Coping with anxiety and learning differences is a challenge on a normal day. In a routine that has been removed, without the support of any helping aids / para professionals creates great distress.

It is difficult to implement the IEP remotely.

Children with special needs are fixed to routines and people who they connect with specially autistic children who need regular Occupational therapeutic inputs as their sensory diet to enable them to be calm and connect with their environment.

Students on medication have struggled to get their review done by respective doctors. Their co morbid issues which require attention have remained untreated.

Schools are introducing assistive technologies that increase access to study material. Children with hearing impairments are being helped with talking text books, reading machines, computer with speech software, adequate number of sign language interceptors, transcription services, and a loop induction system.

To interact with children with special needs a positive attitude of all family members is essential. This will help to share and work together, building life skills, assist children in activities of daily living- eating, drinking, bathing, washing etc. This should be integrated in household work i.e. cleaning of utensils, laying the table, watering the plants, folding clothes etc.
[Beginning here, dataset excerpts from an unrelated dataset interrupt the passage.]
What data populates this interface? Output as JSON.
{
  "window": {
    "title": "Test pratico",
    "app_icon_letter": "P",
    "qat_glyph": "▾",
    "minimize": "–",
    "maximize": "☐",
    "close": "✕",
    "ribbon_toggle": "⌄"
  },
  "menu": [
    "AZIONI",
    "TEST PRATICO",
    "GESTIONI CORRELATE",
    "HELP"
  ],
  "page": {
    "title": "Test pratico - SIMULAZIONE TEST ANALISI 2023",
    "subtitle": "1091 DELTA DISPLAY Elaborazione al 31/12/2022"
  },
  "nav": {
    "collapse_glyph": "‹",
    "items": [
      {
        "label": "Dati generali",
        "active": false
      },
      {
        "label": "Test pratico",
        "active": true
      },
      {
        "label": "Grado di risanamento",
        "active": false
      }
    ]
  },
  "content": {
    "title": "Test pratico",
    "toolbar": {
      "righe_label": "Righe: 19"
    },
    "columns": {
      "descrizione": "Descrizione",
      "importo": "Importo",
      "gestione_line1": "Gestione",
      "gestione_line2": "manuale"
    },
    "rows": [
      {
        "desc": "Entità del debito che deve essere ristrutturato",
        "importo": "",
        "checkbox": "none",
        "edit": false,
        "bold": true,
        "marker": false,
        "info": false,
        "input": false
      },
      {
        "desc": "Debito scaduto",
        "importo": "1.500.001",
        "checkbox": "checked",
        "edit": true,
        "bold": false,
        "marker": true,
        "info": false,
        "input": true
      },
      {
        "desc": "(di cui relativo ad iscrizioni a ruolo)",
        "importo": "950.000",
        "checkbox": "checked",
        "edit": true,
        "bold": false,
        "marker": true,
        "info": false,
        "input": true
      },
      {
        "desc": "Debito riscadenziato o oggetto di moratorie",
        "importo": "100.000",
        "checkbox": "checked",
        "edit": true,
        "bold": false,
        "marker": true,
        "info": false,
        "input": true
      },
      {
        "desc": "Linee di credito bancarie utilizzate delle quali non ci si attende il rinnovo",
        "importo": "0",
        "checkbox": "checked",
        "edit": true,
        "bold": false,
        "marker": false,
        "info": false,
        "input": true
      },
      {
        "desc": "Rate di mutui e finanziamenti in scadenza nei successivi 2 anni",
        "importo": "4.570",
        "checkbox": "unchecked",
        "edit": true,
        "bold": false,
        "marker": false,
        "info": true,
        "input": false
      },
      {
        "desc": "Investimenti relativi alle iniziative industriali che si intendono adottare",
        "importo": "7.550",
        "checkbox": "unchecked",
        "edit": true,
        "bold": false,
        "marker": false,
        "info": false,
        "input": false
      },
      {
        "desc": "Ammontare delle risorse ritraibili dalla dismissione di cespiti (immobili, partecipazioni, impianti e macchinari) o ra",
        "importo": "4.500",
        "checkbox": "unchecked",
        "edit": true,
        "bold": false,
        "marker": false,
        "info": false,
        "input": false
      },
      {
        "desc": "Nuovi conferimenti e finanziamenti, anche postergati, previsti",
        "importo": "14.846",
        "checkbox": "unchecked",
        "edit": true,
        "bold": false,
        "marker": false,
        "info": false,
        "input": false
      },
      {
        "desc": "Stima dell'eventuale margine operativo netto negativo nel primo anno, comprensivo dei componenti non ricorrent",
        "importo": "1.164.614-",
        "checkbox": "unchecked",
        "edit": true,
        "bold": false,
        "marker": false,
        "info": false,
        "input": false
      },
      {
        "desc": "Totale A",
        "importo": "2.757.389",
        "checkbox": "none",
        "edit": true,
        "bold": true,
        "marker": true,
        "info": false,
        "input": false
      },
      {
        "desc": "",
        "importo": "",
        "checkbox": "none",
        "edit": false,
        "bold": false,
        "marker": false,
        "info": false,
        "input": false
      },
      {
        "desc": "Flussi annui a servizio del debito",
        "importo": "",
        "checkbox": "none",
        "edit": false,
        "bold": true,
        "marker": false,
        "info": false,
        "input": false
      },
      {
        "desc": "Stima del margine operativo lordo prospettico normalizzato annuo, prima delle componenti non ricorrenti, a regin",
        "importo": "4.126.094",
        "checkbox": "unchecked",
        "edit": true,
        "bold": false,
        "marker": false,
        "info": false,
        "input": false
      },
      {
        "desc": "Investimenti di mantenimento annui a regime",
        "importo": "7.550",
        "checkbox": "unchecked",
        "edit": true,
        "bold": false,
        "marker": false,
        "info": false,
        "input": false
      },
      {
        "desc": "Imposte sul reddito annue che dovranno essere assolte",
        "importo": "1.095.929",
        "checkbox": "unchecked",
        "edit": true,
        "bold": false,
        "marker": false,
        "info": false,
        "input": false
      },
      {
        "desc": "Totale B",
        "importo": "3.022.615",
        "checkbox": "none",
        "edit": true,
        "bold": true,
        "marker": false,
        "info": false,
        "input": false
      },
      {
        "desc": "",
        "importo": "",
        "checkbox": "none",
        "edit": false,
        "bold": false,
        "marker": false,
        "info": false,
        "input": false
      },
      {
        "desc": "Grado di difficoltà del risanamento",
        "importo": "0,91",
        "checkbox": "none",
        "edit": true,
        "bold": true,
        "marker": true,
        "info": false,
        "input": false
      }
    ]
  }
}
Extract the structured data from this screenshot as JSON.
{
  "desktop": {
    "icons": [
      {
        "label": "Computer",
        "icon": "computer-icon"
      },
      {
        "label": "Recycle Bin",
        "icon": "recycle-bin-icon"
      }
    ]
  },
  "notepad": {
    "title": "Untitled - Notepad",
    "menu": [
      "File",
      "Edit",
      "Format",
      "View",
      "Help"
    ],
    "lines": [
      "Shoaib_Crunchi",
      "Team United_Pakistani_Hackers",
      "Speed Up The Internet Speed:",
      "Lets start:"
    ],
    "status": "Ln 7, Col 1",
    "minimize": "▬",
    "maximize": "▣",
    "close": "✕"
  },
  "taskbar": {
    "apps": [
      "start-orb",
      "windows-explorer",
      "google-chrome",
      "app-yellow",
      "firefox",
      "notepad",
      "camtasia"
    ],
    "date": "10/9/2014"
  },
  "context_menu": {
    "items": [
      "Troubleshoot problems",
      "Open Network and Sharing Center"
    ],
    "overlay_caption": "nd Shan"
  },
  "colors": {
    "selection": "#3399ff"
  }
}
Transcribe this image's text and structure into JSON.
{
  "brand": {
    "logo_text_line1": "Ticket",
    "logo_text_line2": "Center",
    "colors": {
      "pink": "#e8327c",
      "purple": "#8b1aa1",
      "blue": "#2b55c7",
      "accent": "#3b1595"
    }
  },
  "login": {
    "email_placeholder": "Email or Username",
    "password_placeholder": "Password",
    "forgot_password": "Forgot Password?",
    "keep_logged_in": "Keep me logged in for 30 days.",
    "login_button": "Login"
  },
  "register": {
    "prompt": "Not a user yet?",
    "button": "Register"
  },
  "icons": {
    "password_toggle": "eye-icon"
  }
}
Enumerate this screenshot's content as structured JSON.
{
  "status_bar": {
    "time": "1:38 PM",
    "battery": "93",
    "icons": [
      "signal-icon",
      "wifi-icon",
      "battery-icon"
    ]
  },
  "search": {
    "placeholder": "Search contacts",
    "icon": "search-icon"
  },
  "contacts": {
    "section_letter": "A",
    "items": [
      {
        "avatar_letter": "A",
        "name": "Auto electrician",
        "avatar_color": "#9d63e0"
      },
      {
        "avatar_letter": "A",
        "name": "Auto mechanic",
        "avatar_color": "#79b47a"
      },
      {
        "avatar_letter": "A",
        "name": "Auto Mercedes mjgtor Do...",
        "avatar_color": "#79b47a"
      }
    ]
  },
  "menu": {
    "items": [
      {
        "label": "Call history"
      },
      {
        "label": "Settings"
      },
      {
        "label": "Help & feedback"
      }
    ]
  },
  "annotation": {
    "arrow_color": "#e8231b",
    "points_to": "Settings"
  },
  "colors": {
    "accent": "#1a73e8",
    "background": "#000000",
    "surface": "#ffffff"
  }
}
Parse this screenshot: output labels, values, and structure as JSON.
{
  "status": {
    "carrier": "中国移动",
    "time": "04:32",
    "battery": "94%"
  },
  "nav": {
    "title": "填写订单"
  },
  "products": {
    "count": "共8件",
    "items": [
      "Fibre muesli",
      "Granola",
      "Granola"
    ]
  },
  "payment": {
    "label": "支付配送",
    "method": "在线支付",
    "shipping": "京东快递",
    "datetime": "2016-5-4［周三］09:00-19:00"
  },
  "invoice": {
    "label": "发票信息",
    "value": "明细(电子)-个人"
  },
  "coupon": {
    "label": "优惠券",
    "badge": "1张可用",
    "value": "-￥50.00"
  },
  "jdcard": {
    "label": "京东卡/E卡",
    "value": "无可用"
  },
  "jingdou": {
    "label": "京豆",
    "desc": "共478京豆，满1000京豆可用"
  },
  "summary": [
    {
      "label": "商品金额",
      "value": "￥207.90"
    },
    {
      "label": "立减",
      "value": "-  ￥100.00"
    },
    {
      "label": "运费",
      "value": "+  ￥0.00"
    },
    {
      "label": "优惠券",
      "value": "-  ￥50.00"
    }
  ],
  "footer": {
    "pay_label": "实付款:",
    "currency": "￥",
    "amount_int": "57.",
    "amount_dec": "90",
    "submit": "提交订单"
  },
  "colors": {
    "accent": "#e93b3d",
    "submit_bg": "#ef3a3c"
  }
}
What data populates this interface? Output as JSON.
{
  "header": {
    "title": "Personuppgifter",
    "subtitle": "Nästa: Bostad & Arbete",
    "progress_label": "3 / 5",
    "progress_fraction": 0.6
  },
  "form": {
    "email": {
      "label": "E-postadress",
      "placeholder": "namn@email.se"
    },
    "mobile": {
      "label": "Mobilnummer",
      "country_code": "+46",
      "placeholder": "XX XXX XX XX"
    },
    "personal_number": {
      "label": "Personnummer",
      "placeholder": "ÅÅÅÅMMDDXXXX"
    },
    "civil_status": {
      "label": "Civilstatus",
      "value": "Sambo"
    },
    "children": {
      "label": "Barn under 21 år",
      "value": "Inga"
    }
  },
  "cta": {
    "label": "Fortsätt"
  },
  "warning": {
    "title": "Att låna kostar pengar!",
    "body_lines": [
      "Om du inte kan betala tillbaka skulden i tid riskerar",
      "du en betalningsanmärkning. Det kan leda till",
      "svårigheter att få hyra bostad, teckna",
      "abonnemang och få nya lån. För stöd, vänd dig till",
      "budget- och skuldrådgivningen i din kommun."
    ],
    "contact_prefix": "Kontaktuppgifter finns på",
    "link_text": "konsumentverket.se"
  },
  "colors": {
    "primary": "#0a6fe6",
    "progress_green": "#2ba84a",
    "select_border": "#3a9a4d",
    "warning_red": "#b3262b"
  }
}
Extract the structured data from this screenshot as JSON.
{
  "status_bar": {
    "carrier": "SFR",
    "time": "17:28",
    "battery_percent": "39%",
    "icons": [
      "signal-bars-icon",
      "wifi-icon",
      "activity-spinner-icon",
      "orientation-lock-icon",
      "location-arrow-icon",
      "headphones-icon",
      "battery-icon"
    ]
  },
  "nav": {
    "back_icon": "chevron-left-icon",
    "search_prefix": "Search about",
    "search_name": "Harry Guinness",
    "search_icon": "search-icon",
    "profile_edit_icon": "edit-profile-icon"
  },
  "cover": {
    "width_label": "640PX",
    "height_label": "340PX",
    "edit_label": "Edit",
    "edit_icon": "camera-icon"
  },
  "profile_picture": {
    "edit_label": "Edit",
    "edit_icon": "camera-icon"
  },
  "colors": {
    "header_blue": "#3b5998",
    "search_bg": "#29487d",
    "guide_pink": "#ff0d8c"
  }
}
This will build in a sense of responsibility and participation.

In the event of schools not opening children on a regular basis, it is important to create individualized home programmes for parents which consist of various social, motor, academic and language resources.

Worksheets, behaviour modification plans, helplines will create a supportive system for parents who are going through emotional turmoil.

Creating counseling sessions for children and parents, tracking children in their regular teaching classes and following up with skill building sessions after classes and helping in remedial work will go a long way.

Children with special needs should interact and engage with family members on a deeper level. It will help to build on receptive and expressive language, create emotional bonding and sensitivity. This aspect of the pandemic must be worked upon as much as possible.